Who are these colonials? They are about 95 per cent of the population, to begin with. They are divided almost evenly between Chinese who came originally from South China; Tamils and Indians, who migrated from Ceylon and India; the original native Malayans. They are the workers and peasants, the shop keepers and merchants of the, country. They are the dock laborers in the ports and piers; they are the miners and factory workers in the tin mines and smelting factories; they are the rubber workers on the plantations; they are the peddlars and food merchants.

They are the ones who unload the ships, who bring down the rubber on flatboats from the plantations, who tap the trees, who mine the tin, who run all the services of the cities and villages, who are made to wait hand and foot on the white colonial masters and mistresses. They are the nine out of ten; the ones who say: “This is a war between two sets or robber bandits who want the right to exploit me – a plague on both your houses!”

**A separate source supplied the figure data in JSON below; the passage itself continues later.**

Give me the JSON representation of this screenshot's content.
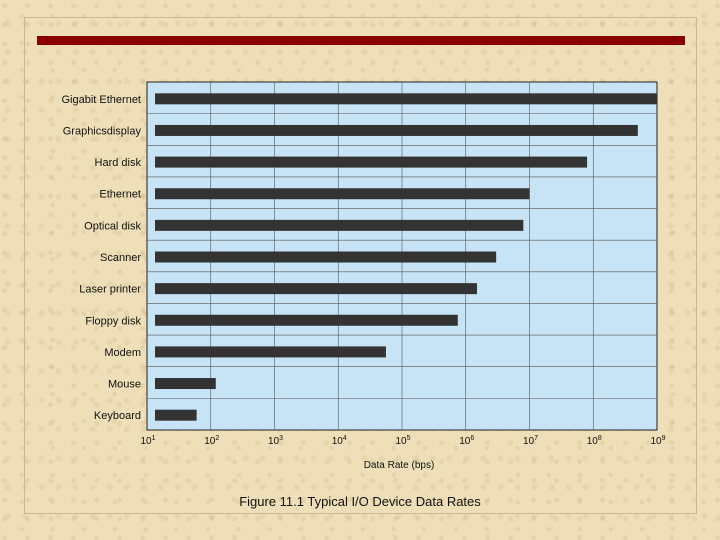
{
  "slide": {
    "caption": "Figure 11.1  Typical I/O Device Data Rates",
    "rule_color": "#8b0000"
  },
  "chart_data": {
    "type": "bar",
    "orientation": "horizontal",
    "x_scale": "log10",
    "xlim": [
      10,
      1000000000
    ],
    "xlabel": "Data Rate (bps)",
    "x_tick_exponents": [
      1,
      2,
      3,
      4,
      5,
      6,
      7,
      8,
      9
    ],
    "x_tick_base": "10",
    "categories": [
      "Gigabit Ethernet",
      "Graphicsdisplay",
      "Hard disk",
      "Ethernet",
      "Optical disk",
      "Scanner",
      "Laser printer",
      "Floppy disk",
      "Modem",
      "Mouse",
      "Keyboard"
    ],
    "values": [
      1000000000,
      500000000,
      80000000,
      10000000,
      8000000,
      3000000,
      1500000,
      750000,
      56000,
      120,
      60
    ],
    "bar_color": "#333333",
    "plot_background": "#c6e4f5",
    "grid": true
  }
}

Why have the Japanese been able to advance so rapidly? Because they have come through rubber and tin country, where the population has suffered 100 years of British imperialism and will therefore not lift a finger to help the British. The British, lacking forces and supplies, have no alternative but to retreat. They cannot mobilize the native population on their side “in the name of democracy” – any more than the Japanese can mobilize the natives on their side “in the name of liberation.”

Both are liars, and the Chinese, Malayans and Indians know it – so they run off into the hills or hide in their homes until the fighting is over. To them, there is no choice – either side is equally bad and not worth fighting for. And this is a thousand times more important in the battle for Singapore than “unified commands,” airplanes, tanks, etc. If the British rulers could mobilize the natives – to the number of 16,000,000 – on their side, the Japanese would vainly batter their heads against the stone wall of guerilla warfare, mass opposition and fighting in which each native village and city would be a citadel.

But imperialist rule in Malaya – as everywhere else – is based on exploitation. This means forbidding of unions, forbidding of any democratic liberties, no factory legislation, pitifully low wages, indefinite hours of work, coolie living standards, etc. It means rule of the people by a foreign power, in the best Hitler manner.
 

Freedom and Independence

For the British to win over the native people they must give them freedom and independence – the right of self-determination and self-rule. They must do away, with everything, they have done for the last 100 years.

There is as little possibility of this happening as there is of Hitler becoming a democrat or the Japanese withdrawing from China. So the great masses of Malaya will remain neutral in the war, cursing BOTH sides for bringing the horror of war to their country.

But the people of Malaya – the nine out of ten – are interested neither in Japanese victories, nor explanations about “democratic” defeats. They are interested now and in the future in a way of winning their freedom from ALL imperialisms – white or yellow – and in bettering their unfortunate lot. The fact that the leaders of the Malayan Communist Party (Stalinists) have openly offered themselves to the British imperialists will not deter these people from still insisting that their genuine interests lie not with either of the warring capitalist camps, but with the struggle of the colonial people for freedom and the right of self-determination.